Many of the advanced features aren't implemented yet though, like compression, encryption, snapshots, RAID5/6....

  • Compression and encryption have been implemented, but not snapshots and RAID5/6.

  • why would you want to embed raid5/6 in the filesystem layer? Linux has battle-tested mdraid for this, I'm not going to trust a new filesystem's own implementation over it.

    Same for encryption, there are already existing crypto layers both on the block and filesystem (as an overlay) level.

    • Because the FS can be deeply integrated with the RAID implementation. With a normal RAID, if the data at some address is different between the two disks, there's no way for the fs to tell which is correct, because the RAID code essentially just picks one, it can't even see the other. With ZFS for example, there is a checksum stored with the data, so when you read, zfs will check the data on both and pick the correct one. It will also overwrite the incorrect version with the correct one, and log the error. It's the same kind of story with encryption, if its built in you can do things like incremental backups of an encrypted drive, without ever decrypting it on the target.

      15 replies →

    • why would you want to embed raid5/6 in the filesystem layer?

      There are valid reasons, most having to do with filesystem usage and optimization. Off the top of my head:

      - more efficient re-syncs after failure (don't need to re-sync every block, only the blocks that were in use on the failed disk)

      - can reconstruct data not only on disk self-reporting, but also on filesystem metadata errors (CRC errors, inconsistent dentries)

      - different RAID profiles for different parts of the filesystem (think: parity raid for large files, raid10 for database files, no raid for tmp, N raid1 copies for filesystem metadata)

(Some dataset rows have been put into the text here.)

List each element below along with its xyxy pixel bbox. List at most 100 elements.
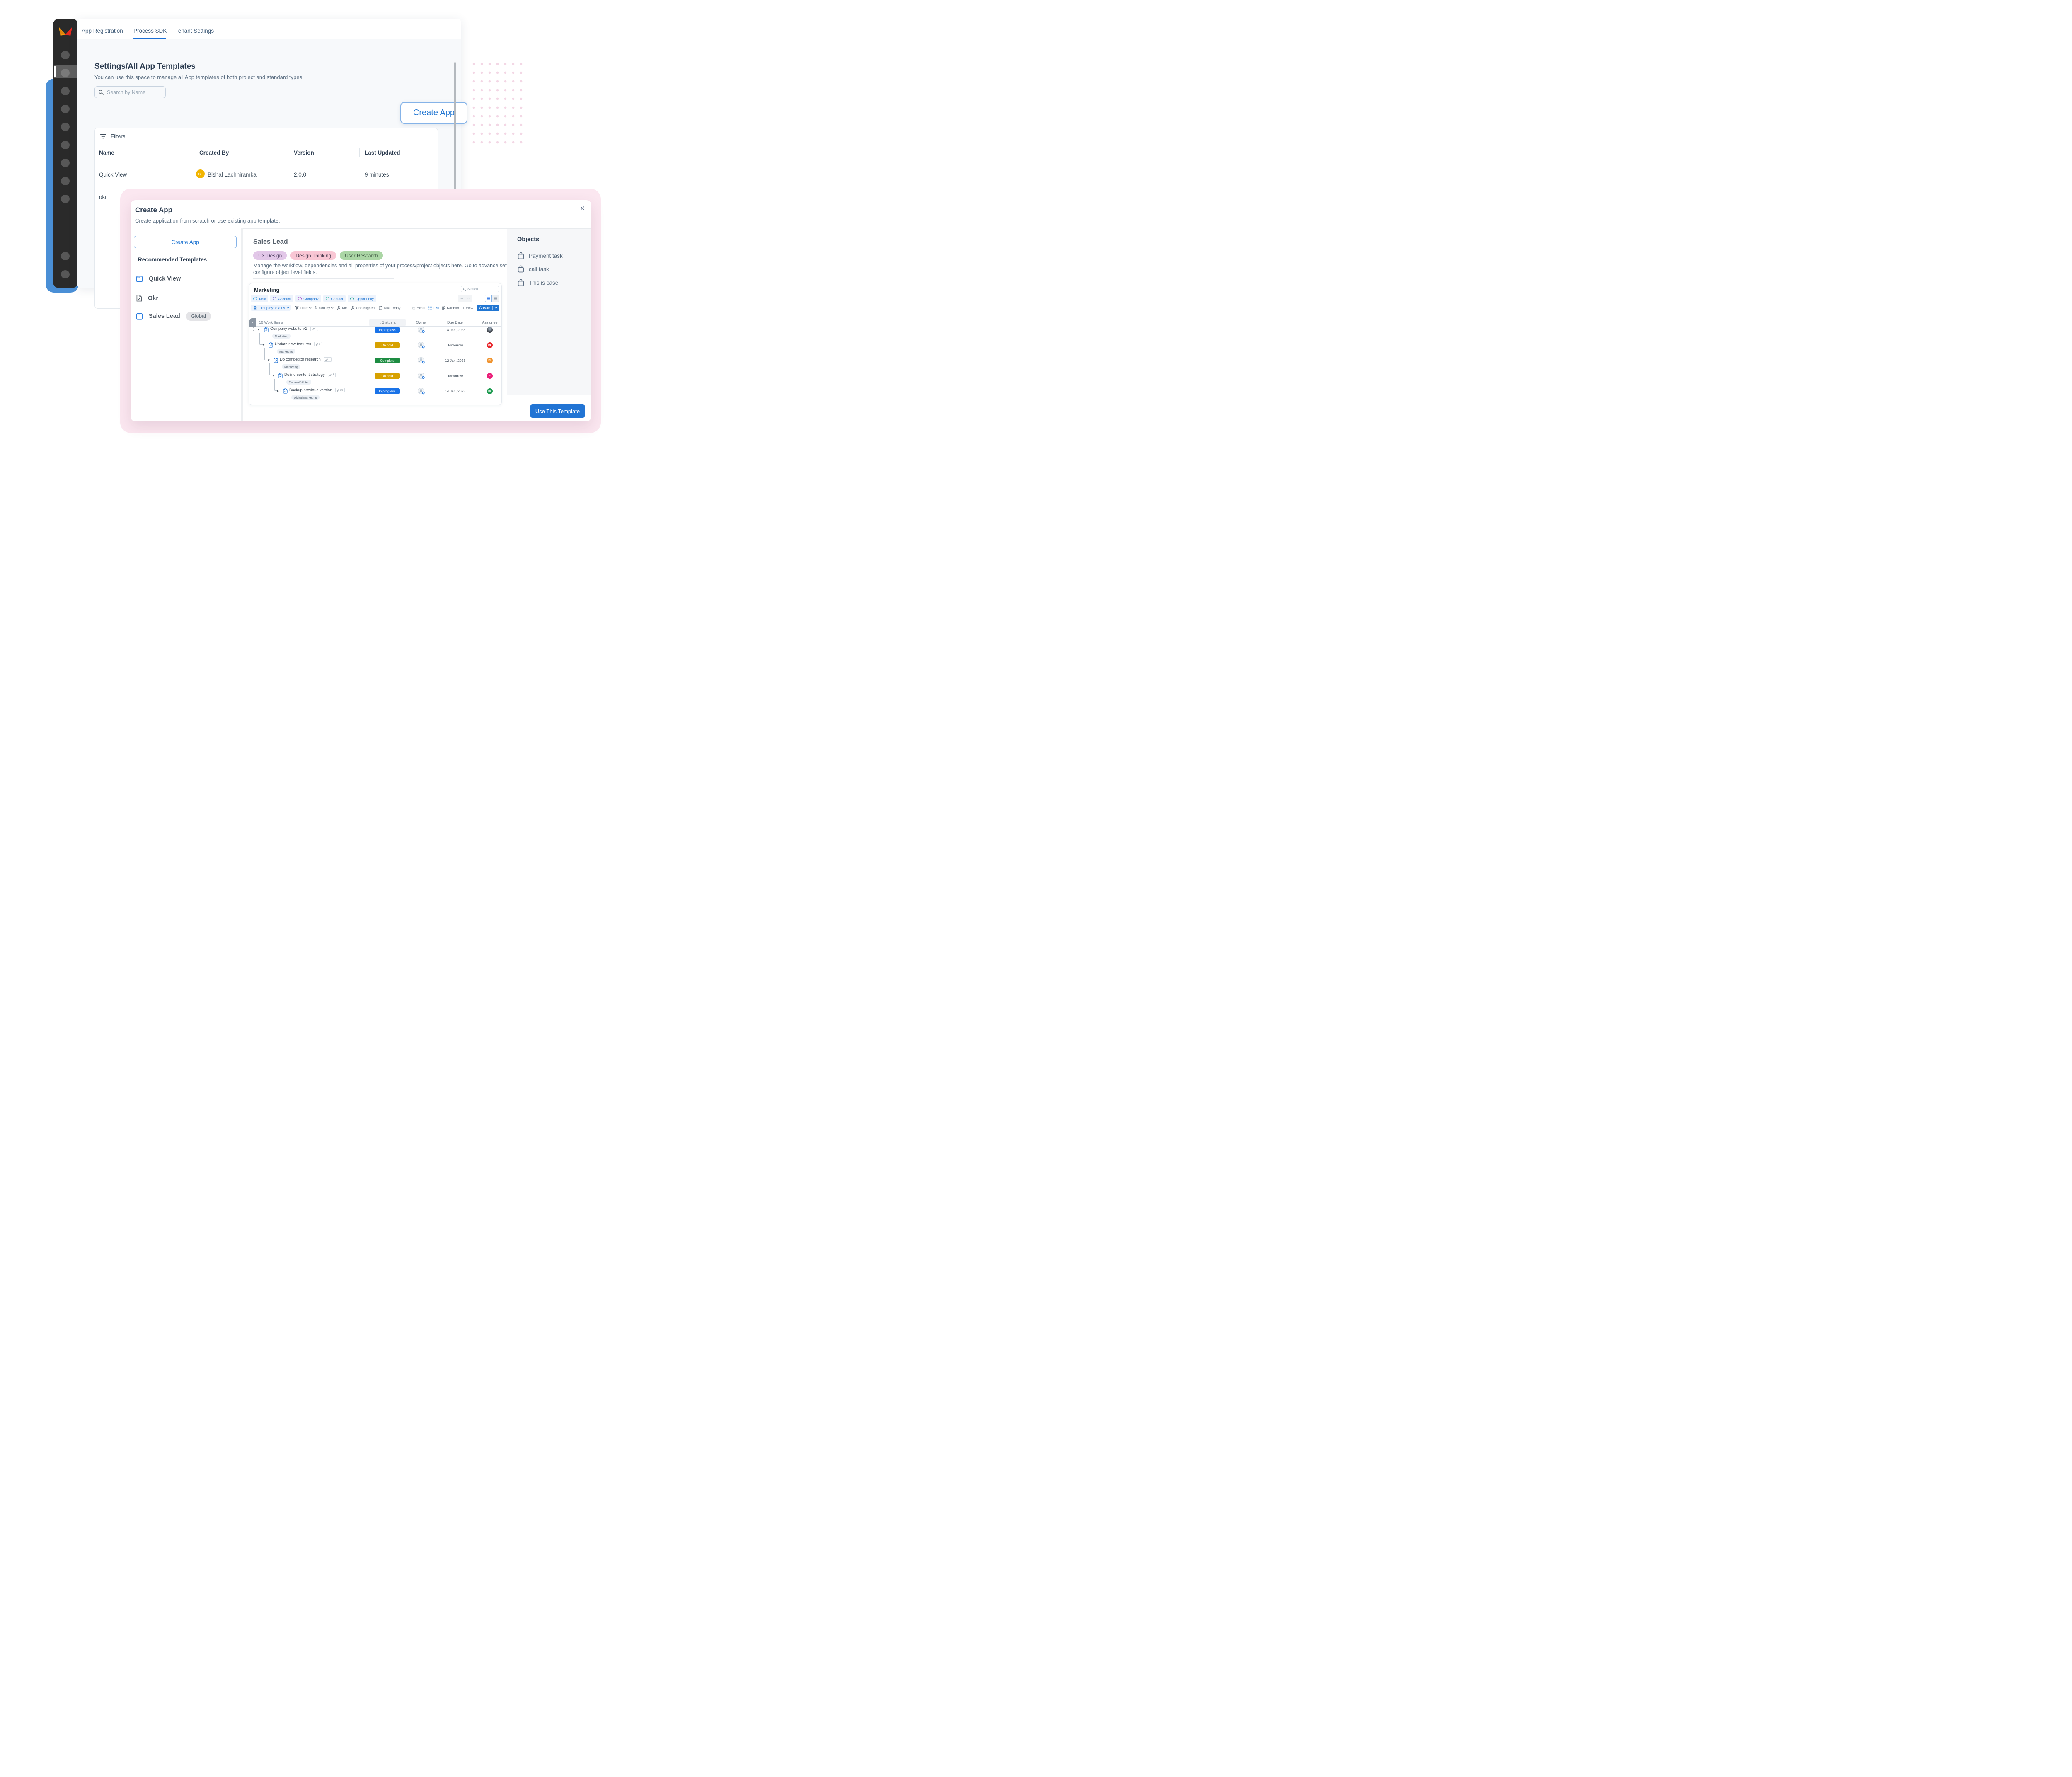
status-badge[interactable]: On hold bbox=[375, 373, 400, 379]
chip-task[interactable]: Task bbox=[251, 295, 269, 302]
col-header-last-updated[interactable]: Last Updated bbox=[365, 150, 400, 156]
sidebar-icon-placeholder[interactable] bbox=[61, 141, 70, 149]
links-badge[interactable]: 1 bbox=[310, 327, 319, 331]
work-item-row[interactable]: ▾ Update new features 1 On hold Tomorrow… bbox=[249, 342, 501, 349]
due-today-button[interactable]: Due Today bbox=[379, 306, 401, 310]
template-item-quick-view[interactable]: Quick View bbox=[136, 276, 181, 282]
work-item-row[interactable]: ⋮ ▾ Company website V2 1 In progress 14 … bbox=[249, 327, 501, 333]
status-badge[interactable]: In progress bbox=[375, 388, 400, 394]
close-icon[interactable]: × bbox=[580, 204, 585, 213]
chip-opportunity[interactable]: Opportunity bbox=[347, 295, 376, 302]
owner-icon[interactable] bbox=[418, 373, 425, 379]
search-input[interactable] bbox=[107, 89, 157, 95]
filters-button[interactable]: Filters bbox=[111, 133, 126, 139]
col-header-status[interactable]: :: Status ⇅ bbox=[380, 320, 396, 324]
create-app-button[interactable]: Create App bbox=[400, 102, 467, 124]
chevron-down-icon: ▾ bbox=[252, 321, 254, 324]
kanban-view-button[interactable]: Kanban bbox=[442, 306, 459, 310]
board-search-input[interactable] bbox=[467, 287, 496, 291]
col-header-due-date[interactable]: Due Date bbox=[447, 320, 463, 324]
assignee-avatar[interactable]: ML bbox=[487, 342, 493, 348]
me-filter-button[interactable]: Me bbox=[337, 306, 347, 310]
chip-account[interactable]: Account bbox=[270, 295, 294, 302]
sidebar-icon-placeholder[interactable] bbox=[61, 195, 70, 203]
kanban-label: Kanban bbox=[447, 306, 459, 310]
filter-button[interactable]: Filter bbox=[295, 306, 312, 310]
chip-label: Account bbox=[278, 296, 291, 301]
owner-icon[interactable] bbox=[418, 327, 425, 333]
owner-icon[interactable] bbox=[418, 342, 425, 349]
collapse-icon: ↘↖ bbox=[460, 298, 463, 300]
tab-tenant-settings[interactable]: Tenant Settings bbox=[175, 28, 214, 34]
col-header-name[interactable]: Name bbox=[99, 150, 114, 156]
col-header-owner[interactable]: Owner bbox=[416, 320, 427, 324]
sidebar-icon-placeholder[interactable] bbox=[61, 252, 70, 260]
density-comfort-button[interactable] bbox=[492, 295, 499, 302]
sort-by-button[interactable]: ⇅ Sort by bbox=[315, 306, 334, 310]
group-by-button[interactable]: Group by: Status bbox=[251, 305, 291, 311]
object-label: Payment task bbox=[529, 252, 563, 259]
tab-app-registration[interactable]: App Registration bbox=[82, 28, 123, 34]
sidebar-icon-placeholder[interactable] bbox=[61, 159, 70, 167]
assignee-avatar[interactable]: WI bbox=[487, 373, 493, 379]
kebab-menu-icon[interactable]: ⋮ bbox=[251, 327, 255, 332]
object-item-call-task[interactable]: call task bbox=[517, 265, 549, 273]
sidebar-icon-placeholder[interactable] bbox=[61, 177, 70, 185]
status-badge[interactable]: Complete bbox=[375, 358, 400, 363]
work-item-row[interactable]: ▾ Define content strategy 1 On hold Tomo… bbox=[249, 373, 501, 379]
chip-contact[interactable]: Contact bbox=[323, 295, 346, 302]
sidebar-icon-placeholder[interactable] bbox=[61, 105, 70, 113]
collapse-all-tab[interactable]: ▾ bbox=[249, 318, 256, 327]
collapse-caret-icon[interactable]: ▾ bbox=[273, 373, 275, 378]
template-item-okr[interactable]: Okr bbox=[136, 295, 158, 302]
sidebar-icon-placeholder[interactable] bbox=[61, 123, 70, 131]
panel-scrollbar-track[interactable] bbox=[241, 228, 243, 421]
work-item-row[interactable]: ▾ Do competitor research 1 Complete 12 J… bbox=[249, 357, 501, 364]
owner-icon[interactable] bbox=[418, 388, 425, 395]
status-badge[interactable]: On hold bbox=[375, 342, 400, 348]
work-item-row[interactable]: ▸ Backup previous version 10 In progress… bbox=[249, 388, 501, 395]
assignee-avatar[interactable]: RS bbox=[487, 388, 493, 394]
links-badge[interactable]: 1 bbox=[327, 373, 336, 377]
assignee-avatar-photo[interactable] bbox=[487, 327, 493, 333]
tab-process-sdk[interactable]: Process SDK bbox=[133, 28, 167, 34]
create-label: Create bbox=[479, 306, 490, 310]
tree-connector bbox=[274, 379, 278, 391]
status-badge[interactable]: In progress bbox=[375, 327, 400, 333]
sidebar-icon-placeholder-active[interactable] bbox=[61, 69, 70, 77]
unassigned-filter-button[interactable]: Unassigned bbox=[351, 306, 375, 310]
use-this-template-button[interactable]: Use This Template bbox=[530, 404, 585, 418]
links-badge[interactable]: 10 bbox=[335, 388, 345, 392]
preview-divider bbox=[253, 278, 394, 279]
template-item-sales-lead[interactable]: Sales Lead Global bbox=[136, 312, 211, 321]
object-item-payment-task[interactable]: Payment task bbox=[517, 252, 563, 259]
board-create-button[interactable]: Create bbox=[476, 305, 499, 311]
collapse-caret-icon[interactable]: ▾ bbox=[258, 327, 260, 332]
excel-button[interactable]: ⊞ Excel bbox=[412, 306, 425, 310]
modal-create-app-button[interactable]: Create App bbox=[134, 236, 237, 248]
person-icon bbox=[337, 305, 341, 310]
window-scrollbar[interactable] bbox=[454, 62, 456, 207]
object-item-this-is-case[interactable]: This is case bbox=[517, 279, 558, 286]
col-header-created-by[interactable]: Created By bbox=[199, 150, 229, 156]
owner-icon[interactable] bbox=[418, 357, 425, 364]
collapse-expand-toggle[interactable]: ↘↖ ↖↘ bbox=[458, 295, 472, 302]
collapse-caret-icon[interactable]: ▾ bbox=[268, 358, 270, 362]
template-item-label: Quick View bbox=[149, 276, 181, 282]
preview-tags: UX Design Design Thinking User Research bbox=[253, 251, 383, 260]
collapse-caret-icon[interactable]: ▾ bbox=[263, 343, 265, 347]
col-header-assignee[interactable]: Assignee bbox=[482, 320, 498, 324]
sidebar-icon-placeholder[interactable] bbox=[61, 270, 70, 278]
col-header-version[interactable]: Version bbox=[294, 150, 314, 156]
links-badge[interactable]: 1 bbox=[314, 342, 322, 346]
add-view-button[interactable]: + View bbox=[462, 306, 473, 310]
assignee-avatar[interactable]: KL bbox=[487, 358, 493, 363]
expand-caret-icon[interactable]: ▸ bbox=[277, 389, 279, 393]
chip-company[interactable]: Company bbox=[295, 295, 321, 302]
list-density-icon bbox=[487, 297, 490, 300]
links-badge[interactable]: 1 bbox=[323, 357, 332, 362]
list-view-button[interactable]: List bbox=[428, 306, 439, 310]
sidebar-icon-placeholder[interactable] bbox=[61, 51, 70, 59]
density-compact-button[interactable] bbox=[485, 295, 492, 302]
sidebar-icon-placeholder[interactable] bbox=[61, 87, 70, 95]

      and for filesystem encryption:

      - CBC ciphers have a common weakness: the block size is constant. If you use FS-object encryption instead of whole-FS encryption, the block size, offset and even the encryption keys can be varied across the disk.

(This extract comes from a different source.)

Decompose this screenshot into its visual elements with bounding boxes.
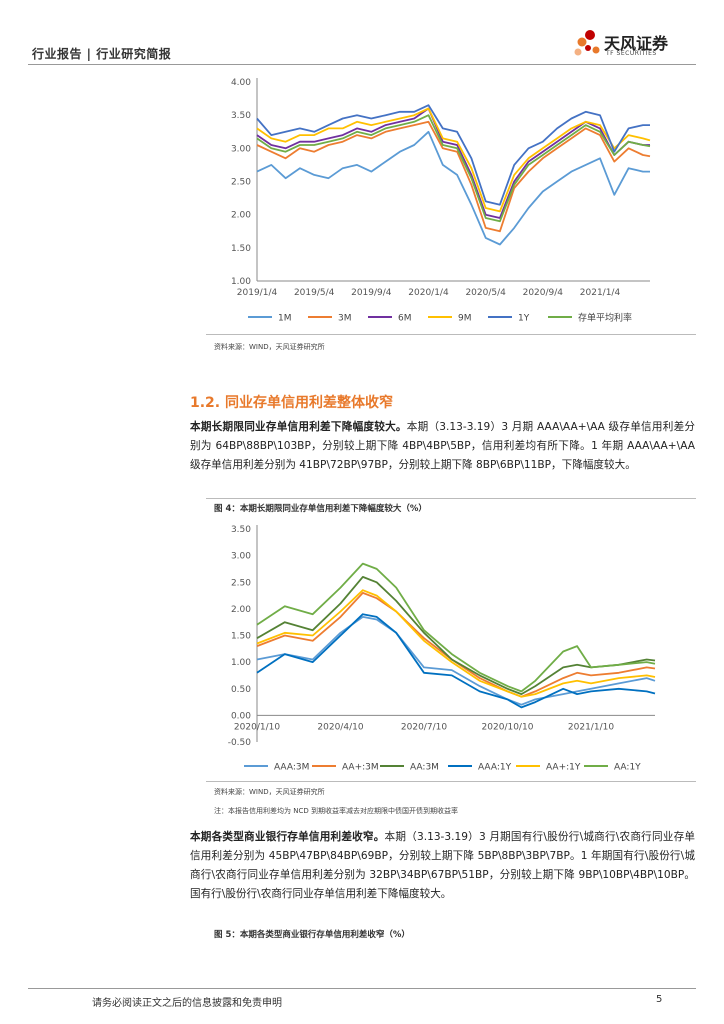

    • I think to even call volume management a "layer" as though traditional storage was designed from first principles, is a mistake.

      Volume management is a just a hack. We had all of these single-disk filesystems, but single disks were too small. So volume management was invented to present the illusion (in other words, lie) that they were still on single disks.

      If you replace "disk" with "DIMM", it's immediately obvious that volume management is ridiculous. When you add a DIMM to a machine, it just works. There's no volume management for DIMMs.

      2 replies →

    • > why would you want to embed raid5/6 in the filesystem layer?

      One of the creators of ZFS, Jess Bonwick, explained it in 2007:

      > While designing ZFS we observed that the standard layering of the storage stack induces a surprising amount of unnecessary complexity and duplicated logic. We found that by refactoring the problem a bit -- that is, changing where the boundaries are between layers -- we could make the whole thing much simpler.

      * https://blogs.oracle.com/bonwick/rampant-layering-violation

    • It's not about ZFS. It's about CoW filesystems in general; since they offer functionalities beyond the FS layer, they are both filesystems and logical volume managers.

Honestly just use ZFS. We've wasted enough effort over obscure licensing minutia.

  • > We've wasted enough effort over obscure licensing minutia.

    Which was precisely Sun/Oracle's goal when they released ZFS under the purposefully GPL incompatible CDDL. Sun was hoping to make OpenSolaris the next Linux whilst ensuring that no code from OpenSolaris could be moved back to linux. I can't think of another plausible reason why they would write a new open source license for their open source operating system and making such a license incompatible with the GPL.

  • I don't think something that is the subject of an ongoing multi-billion-dollar lawsuit can rightly be called "obscure licensing minutia." It is high-profile and its actual effects have proven pretty significant.

  • > Honestly just use ZFS. We've wasted enough effort over obscure licensing minutia.

    I am willing to bet that Google had the same thought. And I am also willing to bet that Google is regretting that thought now.